Nome: Dzhanaev Khetag Kubadiyevich
Data di nascita: 4 luglio 1971
Stato attuale: accusato
Articolo del Codice Penale Russo: 282.2 (1)
Tempo trascorso in prigione: 2 Giorni nel centro di permanenza temporanea, 36 Giorni Agli arresti domiciliari
Limitazioni attuali: Divieto di determinate azioni

Biografia

Quando i vicini vennero a sapere che era stato avviato un procedimento penale contro Khetag Dzhanaev, raccolsero firme a suo sostegno e scrissero lettere di referenza. Una vicina, vedendolo dopo l'udienza sulla misura cautelare, scoppiò in lacrime, lo abbracciò e disse: «Dove bisogna andare, a chi rivolgersi, dove scrivere affinché ti lascino in pace? Hanno trovato il criminale!»

Khetag Dzhanaev è nato nel luglio 1971 a Vladikavkaz. Ha vissuto quasi tutta la sua vita in questa città. Dai dodici anni il ragazzo è cresciuto con la madre, poiché i genitori si erano separati. Il padre è già deceduto.

Da bambino Khetag era appassionato di calcio, frequentava un laboratorio teatrale e praticava break dance. Dopo la decima classe, il giovane si iscrisse all’Istituto tecnico finanziario. Ha terminato gli studi nel 1993, già dopo il servizio militare. Vivere negli anni '90 non era facile, Khetag si arrangiava con lavori saltuari finché non iniziò a occuparsi della ristrutturazione di locali — da allora questa è la sua professione.

Parlando delle sue passioni, Khetag dice: «Mi è sempre piaciuto il buon cinema. A volte mi piace rivedere film del periodo sovietico. Mi piace suonare la chitarra.
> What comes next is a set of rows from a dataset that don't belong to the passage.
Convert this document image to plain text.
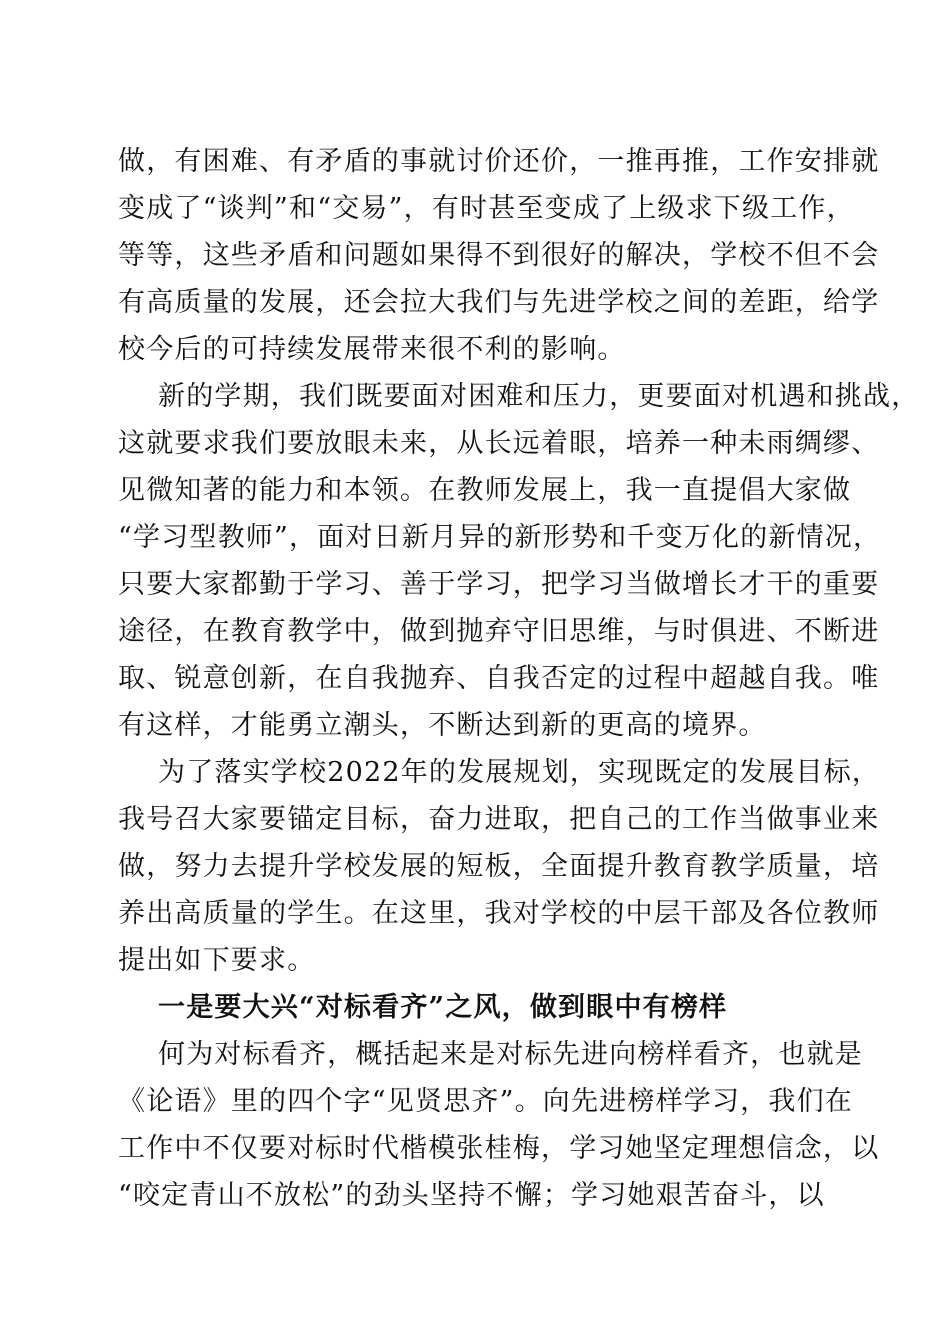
做，有困难、有矛盾的事就讨价还价，一推再推，工作安排就
变成了“谈判”和“交易”，有时甚至变成了上级求下级工作，
等等，这些矛盾和问题如果得不到很好的解决，学校不但不会
有高质量的发展，还会拉大我们与先进学校之间的差距，给学
校今后的可持续发展带来很不利的影响。
新的学期，我们既要面对困难和压力，更要面对机遇和挑战，
这就要求我们要放眼未来，从长远着眼，培养一种未雨绸缪、
见微知著的能力和本领。在教师发展上，我一直提倡大家做
“学习型教师”，面对日新月异的新形势和千变万化的新情况，
只要大家都勤于学习、善于学习，把学习当做增长才干的重要
途径，在教育教学中，做到抛弃守旧思维，与时俱进、不断进
取、锐意创新，在自我抛弃、自我否定的过程中超越自我。唯
有这样，才能勇立潮头，不断达到新的更高的境界。
为了落实学校2022年的发展规划，实现既定的发展目标，
我号召大家要锚定目标，奋力进取，把自己的工作当做事业来
做，努力去提升学校发展的短板，全面提升教育教学质量，培
养出高质量的学生。在这里，我对学校的中层干部及各位教师
提出如下要求。
一是要大兴“对标看齐”之风，做到眼中有榜样
何为对标看齐，概括起来是对标先进向榜样看齐，也就是
《论语》里的四个字“见贤思齐”。向先进榜样学习，我们在
工作中不仅要对标时代楷模张桂梅，学习她坚定理想信念，以
“咬定青山不放松”的劲头坚持不懈；学习她艰苦奋斗，以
Ma ciò che preferisco di più è stare con gli amici, andare in montagna con loro. Là, tra le montagne, è silenzioso e maestoso».

Fin da bambino Khetag si interrogava sul senso della vita e sulla ragione di tanta ingiustizia. Un giorno un ex compagno di classe gli diede un libro che esponeva la visione biblica sull'origine della vita. «È stata una vera rivoluzione. Non avevo mai letto nulla di così logico e comprensibile», ricorda Khetag. Nell'agosto 1996 si è battezzato come Testimone di Geova. Il suo stile di vita è cambiato notevolmente. Chi lo conosce da tempo rispetta questi cambiamenti e, ad esempio, si astiene dal bestemmiare in sua presenza.

Nello stesso 1996 Khetag ha conosciuto Angela. Nel luglio dell’anno successivo si sono sposati. Angela lavora come commessa, ama preparare le focacce ossete, ospitare amici e si cimenta nella scrittura di poesie. La moglie di Khetag ha conosciuto i Testimoni di Geova accompagnando sua madre alle adunanze religiose. In seguito, anche lei ha desiderato studiare la Bibbia.

La coppia ha due figli adulti. La madre di Khetag ha già più di ottant’anni. È una veterana del lavoro — ha lavorato per cinquant’anni come assistente di laboratorio nell’esame carni e latticini e ha ricevuto una medaglia professionale. La donna ha un’invalidità di secondo grado: ha subito un intervento oncologico, la sostituzione dell'anca e del ginocchio, ed è ricoverata in cardiologia ogni sei mesi. Il giorno della perquisizione e dell’arresto di Khetag era in ospedale per una degenza straordinaria. Lo stress ha causato problemi di salute anche a Khetag stesso — si sono aggravati i disturbi gastrici.

Nel luglio 2026 un gruppo speciale mascherato è penetrato nell’appartamento dei Dzhanaev: gli agenti hanno buttato Khetag e i suoi figli a terra a faccia in giù e gli hanno messo le manette. L’uomo è stato trattenuto in cella per un giorno e poi sottoposto agli arresti domiciliari.

Casi di successo

Nel giugno 2026, un investigatore ha avviato un procedimento penale contro Khetag Djanaev per organizzazione delle attività di un’organizzazione estremista. Nel mese di luglio, le forze dell’ordine hanno effettuato diverse perquisizioni a Vladikavkaz, interrogato 16 credenti e successivamente ne hanno arrestati tre, ponendoli in un centro di detenzione temporanea: Khetag Djanaev e la coppia Zaurbek e Zarema Tavitov. Il tribunale ha disposto per loro la misura cautelare degli arresti domiciliari.